My run-walk-run had been reduced to just-keep-inching-forward by the time Christine Piché caught me in the last two km of Ironman 70.3 Lanzarote last March.
“Go, Canada!” I heard her say as she drew up alongside me. “You can do it.”
I tried to match her pace for 40 or 50 metres, energized by her enthusiasm, but I’d been done in by the Canary Islands’ infamous wind on the bike course, and Piché soon pulled ahead — finishing the biggest test of her triathlon career to date near the back of the pack, but proud to have crossed the line with time to spare.
“That was the hardest race I’ve ever done,” Piché confessed when I ran into her soon after in the recovery zone. “But what a good test. Now I have an idea of how much work I still need to do to be ready for Canada Man!”
If you had told Piché a decade ago she’d be laser-focused on preparing for Canada Man/ Woman, the country’s toughest triathlon, this July long weekend, she’d have called you crazy.
She had been through hell and back by then: abandoned by her mother when she was four years old, she’d grown up in youth protection, shuffled from foster home to foster home, sometimes attending four or five schools in a single year. Abused, sexually assaulted, with no trustworthy adult to help instill a moral compass, by her early 20s Piché found herself with the “worst kind of man you can imagine,” literally held captive. It took her nearly five years to escape that violent relationship, and the experience left her responding to the world “like a vicious dog,” she says. Filled with anger and self-loathing, Piché drank herself into oblivion, freebasing cocaine, injecting heroin — there is little she did not do in her desperation to suppress her past.
Then came a day when she couldn’t take it anymore.
“You reach a point where you hit rock-bottom and you have to choose: do I die or do I change my life,” says Piché. She was 38 years old, her body wrecked from booze and drugs and all her misadventures, but she started running — at first, just for the endorphin rush that she craved, and to calm herself down and help her to sleep.
“I chose a better addiction,” she says, laughing. She did her first half-marathon within months of getting sober and a Spartan race not long after that.
Piché is bound by the rules of her recovery program not to share the identity of the person who pointed her in the direction of triathlon, but she feels deeply indebted to him. He, too, is a recovered addict, and he could relate to her story. He helped her understand anything was possible — that she was capable of healing, body and soul.
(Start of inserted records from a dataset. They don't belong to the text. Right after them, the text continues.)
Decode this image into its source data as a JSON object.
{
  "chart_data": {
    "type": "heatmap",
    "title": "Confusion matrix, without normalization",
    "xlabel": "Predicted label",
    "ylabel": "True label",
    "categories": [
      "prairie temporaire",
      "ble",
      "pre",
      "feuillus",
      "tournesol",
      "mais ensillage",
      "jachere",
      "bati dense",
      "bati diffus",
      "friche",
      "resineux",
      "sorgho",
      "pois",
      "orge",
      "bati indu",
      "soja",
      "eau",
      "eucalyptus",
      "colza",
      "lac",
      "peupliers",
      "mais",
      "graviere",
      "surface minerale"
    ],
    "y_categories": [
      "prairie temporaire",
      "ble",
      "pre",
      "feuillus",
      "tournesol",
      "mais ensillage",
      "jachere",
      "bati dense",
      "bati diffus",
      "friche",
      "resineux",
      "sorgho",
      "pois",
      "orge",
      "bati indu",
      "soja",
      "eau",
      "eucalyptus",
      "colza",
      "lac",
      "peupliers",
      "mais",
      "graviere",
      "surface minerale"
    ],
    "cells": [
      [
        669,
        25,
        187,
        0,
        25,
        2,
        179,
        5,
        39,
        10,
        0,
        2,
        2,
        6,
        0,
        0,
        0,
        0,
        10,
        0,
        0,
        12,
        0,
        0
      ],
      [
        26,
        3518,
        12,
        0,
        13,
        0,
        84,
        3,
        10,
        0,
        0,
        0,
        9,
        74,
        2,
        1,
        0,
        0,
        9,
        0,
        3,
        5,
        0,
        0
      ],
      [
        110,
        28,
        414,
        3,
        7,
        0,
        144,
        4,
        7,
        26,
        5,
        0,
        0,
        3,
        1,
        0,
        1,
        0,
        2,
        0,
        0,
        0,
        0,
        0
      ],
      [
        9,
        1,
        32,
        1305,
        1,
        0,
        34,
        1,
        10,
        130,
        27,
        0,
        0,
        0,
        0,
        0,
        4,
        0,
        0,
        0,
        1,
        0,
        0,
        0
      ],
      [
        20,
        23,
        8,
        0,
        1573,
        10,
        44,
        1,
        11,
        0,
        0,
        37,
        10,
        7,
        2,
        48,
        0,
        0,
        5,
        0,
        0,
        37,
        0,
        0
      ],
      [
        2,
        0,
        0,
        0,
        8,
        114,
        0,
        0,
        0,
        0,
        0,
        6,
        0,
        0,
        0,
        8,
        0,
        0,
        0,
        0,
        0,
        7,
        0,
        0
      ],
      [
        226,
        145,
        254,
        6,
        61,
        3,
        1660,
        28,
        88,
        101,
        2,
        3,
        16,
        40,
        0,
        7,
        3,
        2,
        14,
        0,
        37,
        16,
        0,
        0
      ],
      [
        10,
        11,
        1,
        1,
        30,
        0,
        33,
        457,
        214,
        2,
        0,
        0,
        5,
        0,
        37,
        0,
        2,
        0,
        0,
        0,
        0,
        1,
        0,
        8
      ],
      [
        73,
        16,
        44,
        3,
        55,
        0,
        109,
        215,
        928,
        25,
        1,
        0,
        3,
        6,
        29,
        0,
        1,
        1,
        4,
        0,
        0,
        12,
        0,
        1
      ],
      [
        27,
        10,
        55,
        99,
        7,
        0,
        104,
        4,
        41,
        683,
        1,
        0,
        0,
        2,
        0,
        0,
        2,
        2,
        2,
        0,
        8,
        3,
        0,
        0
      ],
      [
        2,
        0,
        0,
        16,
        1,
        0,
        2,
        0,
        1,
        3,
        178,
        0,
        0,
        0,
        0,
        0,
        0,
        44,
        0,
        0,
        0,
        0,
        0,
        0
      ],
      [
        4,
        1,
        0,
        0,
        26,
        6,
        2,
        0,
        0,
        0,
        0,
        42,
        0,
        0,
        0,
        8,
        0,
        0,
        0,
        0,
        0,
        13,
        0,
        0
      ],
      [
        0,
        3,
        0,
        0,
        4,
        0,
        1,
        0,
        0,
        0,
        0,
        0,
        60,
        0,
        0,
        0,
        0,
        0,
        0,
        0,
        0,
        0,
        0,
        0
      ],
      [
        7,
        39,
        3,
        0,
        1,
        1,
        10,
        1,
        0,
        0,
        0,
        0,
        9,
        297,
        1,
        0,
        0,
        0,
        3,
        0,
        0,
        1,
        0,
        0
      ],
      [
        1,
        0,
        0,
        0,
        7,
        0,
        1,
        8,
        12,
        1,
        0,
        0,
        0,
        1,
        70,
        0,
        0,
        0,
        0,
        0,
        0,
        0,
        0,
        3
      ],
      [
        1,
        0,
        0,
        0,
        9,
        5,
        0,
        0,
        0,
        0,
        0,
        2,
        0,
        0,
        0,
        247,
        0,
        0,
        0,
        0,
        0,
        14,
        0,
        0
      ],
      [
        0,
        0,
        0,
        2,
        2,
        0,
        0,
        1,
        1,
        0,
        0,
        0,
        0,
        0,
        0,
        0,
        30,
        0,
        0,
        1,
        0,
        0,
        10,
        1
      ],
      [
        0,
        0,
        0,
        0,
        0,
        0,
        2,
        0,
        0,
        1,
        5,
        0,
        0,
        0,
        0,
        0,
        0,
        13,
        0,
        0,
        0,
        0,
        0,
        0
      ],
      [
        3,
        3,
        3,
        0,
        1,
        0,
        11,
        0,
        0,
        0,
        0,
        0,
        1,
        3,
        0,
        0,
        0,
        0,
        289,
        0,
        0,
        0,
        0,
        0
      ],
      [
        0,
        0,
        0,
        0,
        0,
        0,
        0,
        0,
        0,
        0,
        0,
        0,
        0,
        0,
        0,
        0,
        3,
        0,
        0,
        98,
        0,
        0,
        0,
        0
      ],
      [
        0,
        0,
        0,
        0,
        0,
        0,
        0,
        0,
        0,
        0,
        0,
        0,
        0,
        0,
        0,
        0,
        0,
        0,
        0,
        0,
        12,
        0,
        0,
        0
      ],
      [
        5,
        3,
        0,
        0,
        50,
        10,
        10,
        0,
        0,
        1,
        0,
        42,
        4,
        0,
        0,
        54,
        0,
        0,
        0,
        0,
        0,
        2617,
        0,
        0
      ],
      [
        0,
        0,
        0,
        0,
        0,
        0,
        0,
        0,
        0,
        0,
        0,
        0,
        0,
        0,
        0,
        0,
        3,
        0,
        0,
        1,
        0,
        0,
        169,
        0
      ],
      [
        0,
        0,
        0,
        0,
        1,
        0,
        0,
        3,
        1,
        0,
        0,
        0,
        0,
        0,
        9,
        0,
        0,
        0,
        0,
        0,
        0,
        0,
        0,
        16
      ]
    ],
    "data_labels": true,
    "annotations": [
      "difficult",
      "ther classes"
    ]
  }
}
In 2015, he took her to Ironman 70.3 Mont-Tremblant, where she watched in awe as triathletes sped through the transition zone. Actually participating in an Ironman seemed unthinkable, but her sponsor suggested she try a sprint, with the goal of working towards a longer race over a few years. Within weeks, Piché had signed up for the sprint in Valleyfield, Que., and the Montreal Esprit, three weeks after that.
“It was a winning recipe,” says Piché. “It allowed me to stay sober through several years of preparation and training. It gave me confidence. It taught me how to take care of myself and how to listen to my body. I also met all kinds of extraordinary people from all walks of life.”
Two years later, in June 2017, she did her first half-Ironman at Mont-Tremblant, followed by her second, at Lake Placid, later the same season.
It hasn’t all been an upward trajectory. Piché has faced enormous setbacks, too. She was struck by a car that pulled out in front of her while training for her first full-distance race in Mont-Tremblant in 2018. She did the Ironman anyway, despite a torn-up shoulder, finishing in 13:34. Doing that race cost her, however: she reinjured her shoulder and had to undergo surgery to repair it. The pain and long recovery time left her despondent — down, but not out. And still sober.
As the pandemic wound down, Piché made another huge life change while she planned her triathlon comeback. An electromechanical technician, she’d been living and working north of the island of Montreal. In February 2022, she took a job at a factory in Lac-Mégantic, retraining as a vibration analysis technician. With her move to the hilly, forested region that hugs Quebec’s border with Maine, Piché set her sights on completing the epic Canada Man/ Woman Xtri race in 2023.
Five months after that move, she won the CanadaMan sprint for her age group — her first time at the top of the podium.
“I’m not going to lie,” she says. “It felt great.” She recalled how badly, as a child, she’d wanted to sign up for sports like the other kids. At 47, at last, she had her gold medal.
“It’s those little stars to paste in our notebook,” she muses. “I got a lot of pleasure from that.”
As she shared bits and pieces of her story, Piché dug deep into herself to find the right words to explain just how much triathlon — and triathletes themselves — have meant to her continued recovery.
“I had a huge amount of work to do, to forgive, to find acceptance, to take care of myself, to heal,” she says. “It’s taken a long time. I’m still learning. Every race I do, every day I invest in this discipline, I grow. I learn how to manage the hardships of daily life better.”
There are still hardships, of course. There is still suffering. “But these are trials I’ve chosen of my own accord, and when I put myself through them, it’s with pleasure, with happiness, with joy! I’m happy to be alive,” she says.
“Triathlon has been my school of life,” she concludes. “Plus, I love this sport so much! I love it more and more each year.”